Après des consultations avec ses militants, Cellou Dalein Diallo, le leader de l’Union des forces démocratiques de Guinée, a décidé de « se battre dans les urnes » contre le troisième mandat. « Nous allons nous battre pour surveiller les bureaux de vote : nous allons nous battre pour avoir tous les procès-verbaux des bureaux de vote et faire notre propre centralisation », explique Fodé Oussou Fofana, un des ténors de l’UFDG.

« La communauté internationale va s’impliquer (…) ; qu’elle vienne regarder le fichier électoral puisque la Cédéao s’était engagée à venir voir, pour qu’on puisse au moins corriger certains éléments dans le fichier électoral », ajoute ce responsable.

Scission de l’opposition ?

Sydia Touré (leader de l’Union des forces républicaines), Faya Millimono (responsable du Bloc libéral) et l’ancien Premier ministre Lansana Kouyaté, maintiennent la ligne du boycott. Pour eux, participer à l’élection présidentielle revient à légitimer la nouvelle Constitution.

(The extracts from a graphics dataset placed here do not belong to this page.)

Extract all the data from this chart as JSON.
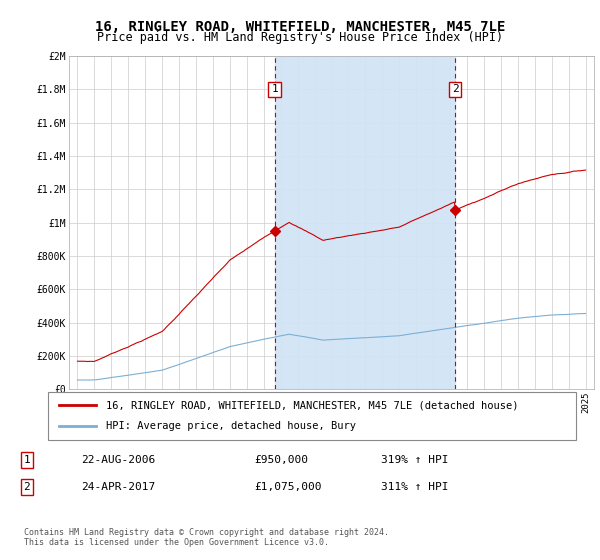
{
  "title1": "16, RINGLEY ROAD, WHITEFIELD, MANCHESTER, M45 7LE",
  "title2": "Price paid vs. HM Land Registry's House Price Index (HPI)",
  "legend_label1": "16, RINGLEY ROAD, WHITEFIELD, MANCHESTER, M45 7LE (detached house)",
  "legend_label2": "HPI: Average price, detached house, Bury",
  "footnote": "Contains HM Land Registry data © Crown copyright and database right 2024.\nThis data is licensed under the Open Government Licence v3.0.",
  "sale1_label": "1",
  "sale1_date": "22-AUG-2006",
  "sale1_price": "£950,000",
  "sale1_hpi": "319% ↑ HPI",
  "sale2_label": "2",
  "sale2_date": "24-APR-2017",
  "sale2_price": "£1,075,000",
  "sale2_hpi": "311% ↑ HPI",
  "vline1_x": 2006.64,
  "vline2_x": 2017.31,
  "sale1_y": 950000,
  "sale2_y": 1075000,
  "hpi_line_color": "#7bafd4",
  "price_line_color": "#cc0000",
  "vline_color": "#cc0000",
  "shade_color": "#d0e4f5",
  "plot_bg": "#ffffff",
  "grid_color": "#cccccc",
  "ylim_min": 0,
  "ylim_max": 2000000,
  "xlim_min": 1994.5,
  "xlim_max": 2025.5,
  "yticks": [
    0,
    200000,
    400000,
    600000,
    800000,
    1000000,
    1200000,
    1400000,
    1600000,
    1800000,
    2000000
  ],
  "ytick_labels": [
    "£0",
    "£200K",
    "£400K",
    "£600K",
    "£800K",
    "£1M",
    "£1.2M",
    "£1.4M",
    "£1.6M",
    "£1.8M",
    "£2M"
  ],
  "xticks": [
    1995,
    1996,
    1997,
    1998,
    1999,
    2000,
    2001,
    2002,
    2003,
    2004,
    2005,
    2006,
    2007,
    2008,
    2009,
    2010,
    2011,
    2012,
    2013,
    2014,
    2015,
    2016,
    2017,
    2018,
    2019,
    2020,
    2021,
    2022,
    2023,
    2024,
    2025
  ]
}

« Participer au processus électoral, c’est donner un quitus ou une certaine caution à ce qui a toujours été illégal en terme de processus notamment cette nouvelle Constitution et le processus pour lequel on a été exclu », regrette Aliou Bah, le leader du Mouvement démocrate et libéral (MoDeL).

Dans un tel contexte, les candidatures de leaders de l’opposition tels que Cellou Dalein Diallo (UFDG), le Dr Ousmane Kaba et Me Abdoul Kabélé Camara, représentent « une confusion dont on n’a pas vraiment besoin pour garantir l’unité de l’opposition et la sérénité en notre sein », ajoute ce responsable qui a décidé de poursuivre son « combat » pour l’alternance, dans les rangs du FNDC, le Front national pour la défense de la Constitution, qui rassemble opposition et société civile.

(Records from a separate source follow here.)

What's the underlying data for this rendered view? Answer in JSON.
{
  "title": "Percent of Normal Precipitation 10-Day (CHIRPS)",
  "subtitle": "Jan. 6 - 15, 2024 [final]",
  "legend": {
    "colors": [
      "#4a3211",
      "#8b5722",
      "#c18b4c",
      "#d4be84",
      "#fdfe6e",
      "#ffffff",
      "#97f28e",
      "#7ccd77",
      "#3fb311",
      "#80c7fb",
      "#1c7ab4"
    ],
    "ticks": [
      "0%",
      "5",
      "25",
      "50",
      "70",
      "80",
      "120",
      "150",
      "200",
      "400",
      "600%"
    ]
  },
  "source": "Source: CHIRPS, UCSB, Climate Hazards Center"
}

Mais un problème subsiste. Le chef de file de l’opposition est aussi un moteur essentiel en termes de mobilisation du FNDC. « L’UFDG tient le haut du pavé, c’est elle qui mobilise et qui apporte le plus gros du contingent du Front (FNDC, ndrl) », constate le politologue Kabinet Fofana.

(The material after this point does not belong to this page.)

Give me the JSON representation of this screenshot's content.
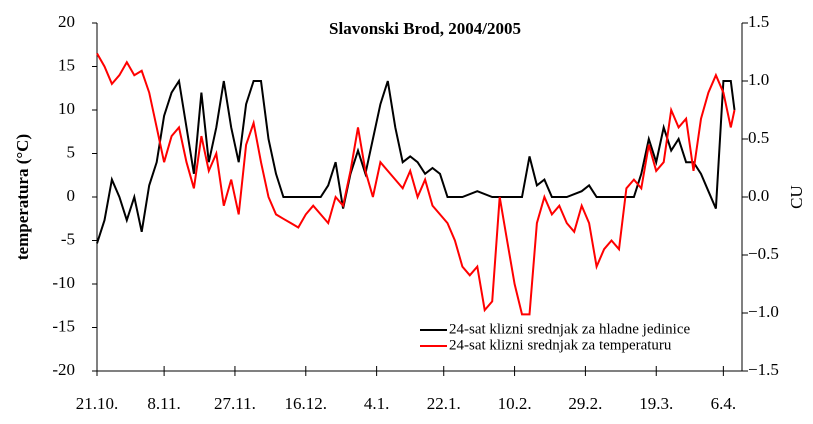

« Avec l’UFDG qui décide d’aller aux élections, je ne vois pas comment le FNDC pourrait s’organiser et trouver des nouvelles stratégies (…) je ne vois pas comment le FNDC pourrait mobiliser au-delà des militants de l’UFDG », poursuit cet analyste. En conséquence, pour ce chercheur, cette scission pourrait bien affaiblir le mouvement de contestation animé par le FNDC.

Une campagne bien particulière devrait démarrer dans quelques jours. En attendant, les yeux sont rivés sur la Cour Constitutionnelle qui devrait sous peu valider la liste des candidats à la présidentielle.